I know we aren’t ever supposed to admit this but I’m just
going to put it out there – I’m judgemental. I’m not proud of it, not at all, and I have huge admiration
for those who are generous of spirit and graceful in character. But that’s not me. So it’s not surprising really that I
was heaping judgement about the Israelites in 2 Kings chapter 23 this week. In this chapter King
Josiah is a wonderful King committed, the Bible tells us, “to follow[ing] the
LORD and keep[ing] his commands, statutes and decrees with all his heart and
all his soul” (v3). And part of
that meant cleaning up the mess of idol worship and dualism the nation had got
itself in. Here’s just a few
examples –
He had to “bring out of the temple all the objects made for
the false gods Baal and Asherah and for all the stars of heaven” (v 4). “He broke down the small rooms in the
Lord’s house that were used by the men who sold the use of their bodies for
their false gods.” (v 7) and “The king made Topheth unclean, which is in the
valley of the sons of Hinnom. He did this so no one might give his son or
daughter there as a burnt gift to the false god Molech.” (v 10).
All I could think was ‘how could they?!’ How could they have become so
compromised that they would even consider sharing God’s temple with idols and
worshiping through the use of prostitutes? How far from God were they that they thought it a gift
to burn their children? They had
to be crazy people, loose with the facts and ignorant to boot.
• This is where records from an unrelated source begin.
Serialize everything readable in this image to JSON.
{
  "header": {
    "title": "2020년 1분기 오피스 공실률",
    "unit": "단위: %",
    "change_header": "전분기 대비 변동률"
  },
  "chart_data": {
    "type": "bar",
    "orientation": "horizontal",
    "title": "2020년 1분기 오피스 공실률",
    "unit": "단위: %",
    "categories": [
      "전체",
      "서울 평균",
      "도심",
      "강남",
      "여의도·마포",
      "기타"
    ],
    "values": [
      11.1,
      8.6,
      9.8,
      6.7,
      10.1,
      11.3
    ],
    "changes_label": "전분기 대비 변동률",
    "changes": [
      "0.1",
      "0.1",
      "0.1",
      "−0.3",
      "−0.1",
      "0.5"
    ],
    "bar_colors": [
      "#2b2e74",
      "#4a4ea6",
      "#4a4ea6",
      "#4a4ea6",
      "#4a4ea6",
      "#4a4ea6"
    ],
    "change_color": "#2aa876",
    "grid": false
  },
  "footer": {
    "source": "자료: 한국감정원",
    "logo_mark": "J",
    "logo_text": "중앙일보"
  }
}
Or so said my natural, judgemental nature. But as I thought more on this I started
to wonder if they are so different from me. What might I have allowed to sneak into my life (the place
God calls his new temple)? What things might I be bringing into my life, asking
the Holy Spirit to share space with? What sinful diversions or thoughts which
are detestable to God do I have?
What other things do I worship?
I guess one of the things about being judgmental is that it
comes from a place which assumes I am perfect and looks at others as
flawed. But that’s far from true,
isn’t it? I don’t want to be like
the Israelites, I don’t want to be so offensive to God. But I need to realise, today, that
without Christ, I am. And without
the Holy Spirit I can never hope to be any different. Thank God therefore for God!